|Summary:||Defect reading hyphenation patterns|
|Product:||Fop - Now in Jira||Reporter:||J.Pietschmann <j3322ptm>|
Description J.Pietschmann 2006-11-28 14:57:06 UTC
The PatternParser.characters method used for parsing patterns and other things from hyphenation XML files can't cope with the parser splitting text in multiple character events. This may lead to patterns crossing a buffer boundary to be parsed as two wrong patterns. Furthermore, the implementation is quite ineffective: - copying the characters into a StringBuffer is unnecessary - the tokenizer moves the whole array The readToken is declared to return a string, but it always returns null and stores the token in a class variable (horrible design).
Comment 1 J.Pietschmann 2006-11-28 14:59:48 UTC
Umm, delete the comment about readToken always returning null. The design is still somewhat horrible.
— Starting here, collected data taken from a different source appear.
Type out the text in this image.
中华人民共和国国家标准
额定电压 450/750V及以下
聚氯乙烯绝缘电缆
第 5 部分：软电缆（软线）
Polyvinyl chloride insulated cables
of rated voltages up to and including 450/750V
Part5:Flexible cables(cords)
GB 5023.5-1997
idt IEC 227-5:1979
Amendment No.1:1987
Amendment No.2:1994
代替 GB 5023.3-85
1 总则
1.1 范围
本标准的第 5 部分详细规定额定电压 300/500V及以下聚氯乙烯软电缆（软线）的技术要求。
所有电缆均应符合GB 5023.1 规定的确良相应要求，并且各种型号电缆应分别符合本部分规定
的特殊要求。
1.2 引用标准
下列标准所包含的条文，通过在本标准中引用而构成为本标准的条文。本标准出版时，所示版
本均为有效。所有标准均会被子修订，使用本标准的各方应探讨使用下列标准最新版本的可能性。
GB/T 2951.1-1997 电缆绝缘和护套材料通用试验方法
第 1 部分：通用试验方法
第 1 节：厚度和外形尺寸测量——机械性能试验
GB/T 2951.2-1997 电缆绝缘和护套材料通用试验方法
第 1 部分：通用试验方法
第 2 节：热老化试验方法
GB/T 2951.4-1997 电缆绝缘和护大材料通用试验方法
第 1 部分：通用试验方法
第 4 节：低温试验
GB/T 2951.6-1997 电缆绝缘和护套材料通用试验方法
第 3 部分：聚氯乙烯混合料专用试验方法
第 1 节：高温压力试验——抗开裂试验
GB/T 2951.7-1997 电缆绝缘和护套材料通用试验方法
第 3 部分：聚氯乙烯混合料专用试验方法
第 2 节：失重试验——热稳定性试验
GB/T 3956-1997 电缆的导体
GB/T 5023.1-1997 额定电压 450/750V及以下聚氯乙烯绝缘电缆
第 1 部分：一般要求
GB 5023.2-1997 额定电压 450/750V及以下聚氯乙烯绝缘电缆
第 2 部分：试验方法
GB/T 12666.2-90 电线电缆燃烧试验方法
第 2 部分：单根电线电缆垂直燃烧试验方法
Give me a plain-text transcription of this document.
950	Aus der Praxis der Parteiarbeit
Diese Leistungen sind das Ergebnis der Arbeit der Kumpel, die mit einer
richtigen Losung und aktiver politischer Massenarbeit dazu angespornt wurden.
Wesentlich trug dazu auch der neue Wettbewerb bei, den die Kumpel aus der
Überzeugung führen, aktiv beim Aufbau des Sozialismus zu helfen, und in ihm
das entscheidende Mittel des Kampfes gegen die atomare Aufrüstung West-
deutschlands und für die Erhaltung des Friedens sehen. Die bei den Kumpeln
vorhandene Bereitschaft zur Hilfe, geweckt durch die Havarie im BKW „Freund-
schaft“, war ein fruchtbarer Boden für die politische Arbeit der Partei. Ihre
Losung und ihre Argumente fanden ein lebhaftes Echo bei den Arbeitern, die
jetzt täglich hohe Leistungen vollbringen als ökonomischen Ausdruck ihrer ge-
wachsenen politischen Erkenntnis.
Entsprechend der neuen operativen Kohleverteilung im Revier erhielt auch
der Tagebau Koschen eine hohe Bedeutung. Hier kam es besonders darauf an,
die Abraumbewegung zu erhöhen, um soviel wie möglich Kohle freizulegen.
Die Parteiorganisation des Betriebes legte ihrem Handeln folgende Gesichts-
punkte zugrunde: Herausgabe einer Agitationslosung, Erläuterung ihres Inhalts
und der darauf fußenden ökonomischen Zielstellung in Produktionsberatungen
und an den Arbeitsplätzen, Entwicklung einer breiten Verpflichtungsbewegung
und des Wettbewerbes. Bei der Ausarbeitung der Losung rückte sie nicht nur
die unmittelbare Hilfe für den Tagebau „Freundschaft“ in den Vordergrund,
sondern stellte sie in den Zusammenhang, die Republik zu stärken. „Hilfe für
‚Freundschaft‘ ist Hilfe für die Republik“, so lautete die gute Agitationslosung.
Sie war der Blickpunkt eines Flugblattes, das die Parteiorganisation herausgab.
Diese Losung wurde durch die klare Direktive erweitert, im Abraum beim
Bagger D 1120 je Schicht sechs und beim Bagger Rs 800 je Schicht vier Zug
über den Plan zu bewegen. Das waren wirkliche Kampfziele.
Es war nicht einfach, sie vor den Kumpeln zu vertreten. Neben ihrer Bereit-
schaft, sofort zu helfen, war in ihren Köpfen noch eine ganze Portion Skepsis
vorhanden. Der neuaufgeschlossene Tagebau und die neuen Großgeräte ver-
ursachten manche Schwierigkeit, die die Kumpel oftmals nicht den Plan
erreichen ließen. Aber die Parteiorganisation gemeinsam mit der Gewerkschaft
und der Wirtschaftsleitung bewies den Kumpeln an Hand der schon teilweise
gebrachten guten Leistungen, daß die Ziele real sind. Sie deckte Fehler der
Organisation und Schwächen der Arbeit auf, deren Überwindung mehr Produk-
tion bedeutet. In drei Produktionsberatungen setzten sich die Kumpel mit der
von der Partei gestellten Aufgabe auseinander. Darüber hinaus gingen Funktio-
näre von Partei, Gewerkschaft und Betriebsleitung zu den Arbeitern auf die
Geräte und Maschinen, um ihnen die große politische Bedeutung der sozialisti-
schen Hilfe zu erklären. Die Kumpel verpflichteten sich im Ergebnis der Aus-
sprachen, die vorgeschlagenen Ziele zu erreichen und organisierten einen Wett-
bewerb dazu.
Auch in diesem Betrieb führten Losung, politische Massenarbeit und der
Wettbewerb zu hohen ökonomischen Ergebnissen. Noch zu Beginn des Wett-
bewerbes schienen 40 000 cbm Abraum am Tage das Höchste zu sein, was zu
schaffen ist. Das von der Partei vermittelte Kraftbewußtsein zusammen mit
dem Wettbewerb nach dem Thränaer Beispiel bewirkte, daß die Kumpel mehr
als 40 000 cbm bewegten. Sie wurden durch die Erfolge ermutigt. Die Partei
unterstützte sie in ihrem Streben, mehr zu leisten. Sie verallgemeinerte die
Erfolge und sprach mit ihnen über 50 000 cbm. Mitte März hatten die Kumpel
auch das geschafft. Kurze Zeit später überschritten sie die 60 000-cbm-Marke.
Comment 2 J.Pietschmann 2006-11-28 15:33:28 UTC
Further points - Using a ternary tree for the charclass arrays seems to be wasteful. Two parallel arrays and a Array binary search should be sufficient. - The charclass parser wont check whether a . (dot) represents a class. The dot is reserved as begin/end of word marker in patterns, using it als class representation will probably cause problems. - The pattern parser wont check whether the non-digits in the patterns are actually charclass representations.
Comment 3 Glenn Adams 2012-04-07 01:44:35 UTC
resetting P2 open bugs to P3 pending further review